On a trop souvent répété que des pays semblables à celui-ci ne valent pas les sacrifices qu’on ferait pour en tirer quelque utilité : on les regarde comme dévoués éternellement à la pauvreté et à l’isolement. C’est là, selon nous, une profonde et funeste erreur, car elle ne tendrait à rien moins, si elle était décidément accréditée, qu’à délaisser ces malheureux pays, et à reporter tous les soins et les trésors de l’État sur les contrées qui rendent déjà aujourd’hui tout ce qu’elles peuvent donner. Il nous paraît, tout au contraire, que s’il faut redoubler quelque part de sollicitude et de libéralité, c’est là où rien n’est fait, et où tout reste à faire.

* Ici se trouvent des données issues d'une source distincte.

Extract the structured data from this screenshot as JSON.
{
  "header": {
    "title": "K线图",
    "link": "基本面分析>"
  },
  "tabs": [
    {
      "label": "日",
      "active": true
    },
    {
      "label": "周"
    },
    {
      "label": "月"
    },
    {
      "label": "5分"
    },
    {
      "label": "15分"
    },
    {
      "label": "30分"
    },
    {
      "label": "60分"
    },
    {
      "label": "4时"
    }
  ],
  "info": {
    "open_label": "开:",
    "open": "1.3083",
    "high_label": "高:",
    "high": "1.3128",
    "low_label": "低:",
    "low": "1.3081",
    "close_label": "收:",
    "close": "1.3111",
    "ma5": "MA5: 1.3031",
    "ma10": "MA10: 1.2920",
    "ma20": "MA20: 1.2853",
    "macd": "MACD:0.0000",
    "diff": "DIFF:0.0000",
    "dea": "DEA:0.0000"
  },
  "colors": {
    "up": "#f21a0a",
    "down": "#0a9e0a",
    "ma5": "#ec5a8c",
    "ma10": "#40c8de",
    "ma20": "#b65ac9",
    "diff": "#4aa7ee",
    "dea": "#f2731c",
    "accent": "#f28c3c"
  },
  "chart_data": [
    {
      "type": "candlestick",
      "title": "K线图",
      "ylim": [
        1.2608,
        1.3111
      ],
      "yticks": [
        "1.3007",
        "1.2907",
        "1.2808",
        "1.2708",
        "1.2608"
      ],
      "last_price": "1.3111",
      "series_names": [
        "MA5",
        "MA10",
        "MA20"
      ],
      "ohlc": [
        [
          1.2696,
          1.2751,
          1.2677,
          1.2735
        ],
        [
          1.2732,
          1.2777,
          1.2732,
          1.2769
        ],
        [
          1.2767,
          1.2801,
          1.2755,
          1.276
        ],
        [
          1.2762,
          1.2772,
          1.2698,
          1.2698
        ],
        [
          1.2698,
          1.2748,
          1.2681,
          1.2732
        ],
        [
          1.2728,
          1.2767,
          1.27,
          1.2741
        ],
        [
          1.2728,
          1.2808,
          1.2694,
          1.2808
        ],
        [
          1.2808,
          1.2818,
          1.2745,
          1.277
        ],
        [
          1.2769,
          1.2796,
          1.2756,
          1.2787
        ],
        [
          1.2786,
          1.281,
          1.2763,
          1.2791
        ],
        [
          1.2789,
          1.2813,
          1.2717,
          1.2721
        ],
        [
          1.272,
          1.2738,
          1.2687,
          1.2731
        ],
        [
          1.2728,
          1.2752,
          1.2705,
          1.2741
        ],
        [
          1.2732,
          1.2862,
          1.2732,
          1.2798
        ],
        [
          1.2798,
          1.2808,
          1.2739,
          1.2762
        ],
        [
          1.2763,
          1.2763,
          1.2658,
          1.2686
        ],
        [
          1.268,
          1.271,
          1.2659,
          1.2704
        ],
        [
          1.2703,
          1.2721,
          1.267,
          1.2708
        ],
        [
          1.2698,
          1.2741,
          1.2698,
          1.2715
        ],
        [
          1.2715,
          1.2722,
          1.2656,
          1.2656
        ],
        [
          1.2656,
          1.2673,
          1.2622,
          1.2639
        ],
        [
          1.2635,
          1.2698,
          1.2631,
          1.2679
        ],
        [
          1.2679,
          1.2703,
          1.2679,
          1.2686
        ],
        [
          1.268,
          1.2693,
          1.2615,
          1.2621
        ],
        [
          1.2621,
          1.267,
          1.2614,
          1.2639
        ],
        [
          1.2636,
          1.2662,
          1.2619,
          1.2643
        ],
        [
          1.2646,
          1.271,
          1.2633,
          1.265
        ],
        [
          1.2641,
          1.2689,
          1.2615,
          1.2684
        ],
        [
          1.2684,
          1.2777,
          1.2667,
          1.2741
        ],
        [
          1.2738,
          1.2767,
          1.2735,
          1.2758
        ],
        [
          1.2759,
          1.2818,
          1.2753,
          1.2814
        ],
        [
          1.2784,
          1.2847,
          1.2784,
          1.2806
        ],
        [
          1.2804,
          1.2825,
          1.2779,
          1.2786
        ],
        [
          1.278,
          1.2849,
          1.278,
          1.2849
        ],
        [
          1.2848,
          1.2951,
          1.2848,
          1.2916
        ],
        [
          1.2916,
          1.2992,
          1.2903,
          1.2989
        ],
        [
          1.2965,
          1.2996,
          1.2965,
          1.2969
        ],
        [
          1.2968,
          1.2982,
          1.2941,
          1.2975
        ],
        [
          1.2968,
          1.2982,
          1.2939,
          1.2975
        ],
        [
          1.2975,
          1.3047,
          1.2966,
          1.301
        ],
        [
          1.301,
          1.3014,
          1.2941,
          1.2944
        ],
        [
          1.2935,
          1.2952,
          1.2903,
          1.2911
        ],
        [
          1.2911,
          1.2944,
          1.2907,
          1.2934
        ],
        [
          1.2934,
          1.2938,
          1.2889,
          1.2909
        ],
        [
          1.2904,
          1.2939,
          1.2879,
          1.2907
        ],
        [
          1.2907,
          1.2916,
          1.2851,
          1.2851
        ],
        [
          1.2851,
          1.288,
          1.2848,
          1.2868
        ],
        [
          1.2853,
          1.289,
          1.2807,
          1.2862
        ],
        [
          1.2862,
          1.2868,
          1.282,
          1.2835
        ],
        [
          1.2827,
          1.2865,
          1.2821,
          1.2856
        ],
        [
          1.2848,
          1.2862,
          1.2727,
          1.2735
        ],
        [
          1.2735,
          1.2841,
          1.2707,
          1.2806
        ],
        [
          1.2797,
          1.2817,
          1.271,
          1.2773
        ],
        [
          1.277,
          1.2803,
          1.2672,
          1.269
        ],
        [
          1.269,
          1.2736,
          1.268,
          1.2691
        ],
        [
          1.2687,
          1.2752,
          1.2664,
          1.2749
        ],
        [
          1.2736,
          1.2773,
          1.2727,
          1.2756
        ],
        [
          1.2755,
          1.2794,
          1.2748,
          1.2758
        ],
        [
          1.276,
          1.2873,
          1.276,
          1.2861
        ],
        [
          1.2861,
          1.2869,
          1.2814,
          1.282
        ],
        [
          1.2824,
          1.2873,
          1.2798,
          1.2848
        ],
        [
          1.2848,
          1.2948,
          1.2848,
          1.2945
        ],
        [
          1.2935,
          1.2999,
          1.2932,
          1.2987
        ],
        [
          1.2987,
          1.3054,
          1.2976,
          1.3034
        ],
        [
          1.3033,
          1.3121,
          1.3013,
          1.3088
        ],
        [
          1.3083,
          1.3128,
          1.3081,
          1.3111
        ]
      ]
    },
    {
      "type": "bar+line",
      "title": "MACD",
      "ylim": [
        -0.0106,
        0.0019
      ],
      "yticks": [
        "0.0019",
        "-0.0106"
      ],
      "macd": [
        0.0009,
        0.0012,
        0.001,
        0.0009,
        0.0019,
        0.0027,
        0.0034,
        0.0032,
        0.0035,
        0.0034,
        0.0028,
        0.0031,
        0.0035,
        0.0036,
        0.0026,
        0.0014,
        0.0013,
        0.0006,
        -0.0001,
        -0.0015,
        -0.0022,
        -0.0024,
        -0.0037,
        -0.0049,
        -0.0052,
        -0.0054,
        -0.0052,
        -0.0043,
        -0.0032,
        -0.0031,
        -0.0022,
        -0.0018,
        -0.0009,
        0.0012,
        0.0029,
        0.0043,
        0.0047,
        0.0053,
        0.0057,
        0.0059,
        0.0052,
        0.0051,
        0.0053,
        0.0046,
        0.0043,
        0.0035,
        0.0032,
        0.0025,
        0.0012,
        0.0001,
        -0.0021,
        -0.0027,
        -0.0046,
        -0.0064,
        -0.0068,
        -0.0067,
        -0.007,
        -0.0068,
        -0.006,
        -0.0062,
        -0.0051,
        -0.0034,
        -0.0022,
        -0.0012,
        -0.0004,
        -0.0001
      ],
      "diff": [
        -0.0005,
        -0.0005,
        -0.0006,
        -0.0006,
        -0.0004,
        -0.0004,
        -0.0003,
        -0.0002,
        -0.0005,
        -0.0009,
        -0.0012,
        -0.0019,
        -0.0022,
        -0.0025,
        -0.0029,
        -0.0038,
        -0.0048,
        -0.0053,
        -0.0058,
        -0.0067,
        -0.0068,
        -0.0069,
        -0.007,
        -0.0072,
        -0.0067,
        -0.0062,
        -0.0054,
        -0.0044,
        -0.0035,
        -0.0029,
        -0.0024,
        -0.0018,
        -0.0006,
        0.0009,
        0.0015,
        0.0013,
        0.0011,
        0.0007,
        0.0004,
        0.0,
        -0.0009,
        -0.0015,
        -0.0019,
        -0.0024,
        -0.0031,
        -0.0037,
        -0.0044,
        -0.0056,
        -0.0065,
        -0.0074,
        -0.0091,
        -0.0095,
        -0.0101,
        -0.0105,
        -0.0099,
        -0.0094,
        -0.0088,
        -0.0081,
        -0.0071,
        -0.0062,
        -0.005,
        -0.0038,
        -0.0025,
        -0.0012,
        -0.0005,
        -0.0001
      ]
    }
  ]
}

Jusqu’à ce jour, on n’a guère considéré cette partie des Alpes que sous la figure d’un colossal massif, jeté entre la France et l’étranger, et fournissant à la patrie d’admirables frontières, à l’ombre desquelles elle pouvait librement discuter ses lois et développer sa puissance. C’est là, en effet, un incontestable service que nous leur devons. Mais jamais on n’a pensé qu’elles fussent bonnes à autre chose qu’à ce rôle purement stratégique.

Dans la crainte qu’on ne s’armât de pareilles raisons pour repousser nos propositions, nous avons essayé de faire entrevoir que nos Alpes pourraient nous rendre encore d’autres services ; qu’elles ont, comme tous les pays de montagnes, leurs propriétés originales, et qu’elles ne sont ni sans avenir, ni sans valeur : avenir agricole par les forêts, les prairies et les troupeaux ; avenir industriel, par les cours d’eau, les combustibles et les richesses minérales.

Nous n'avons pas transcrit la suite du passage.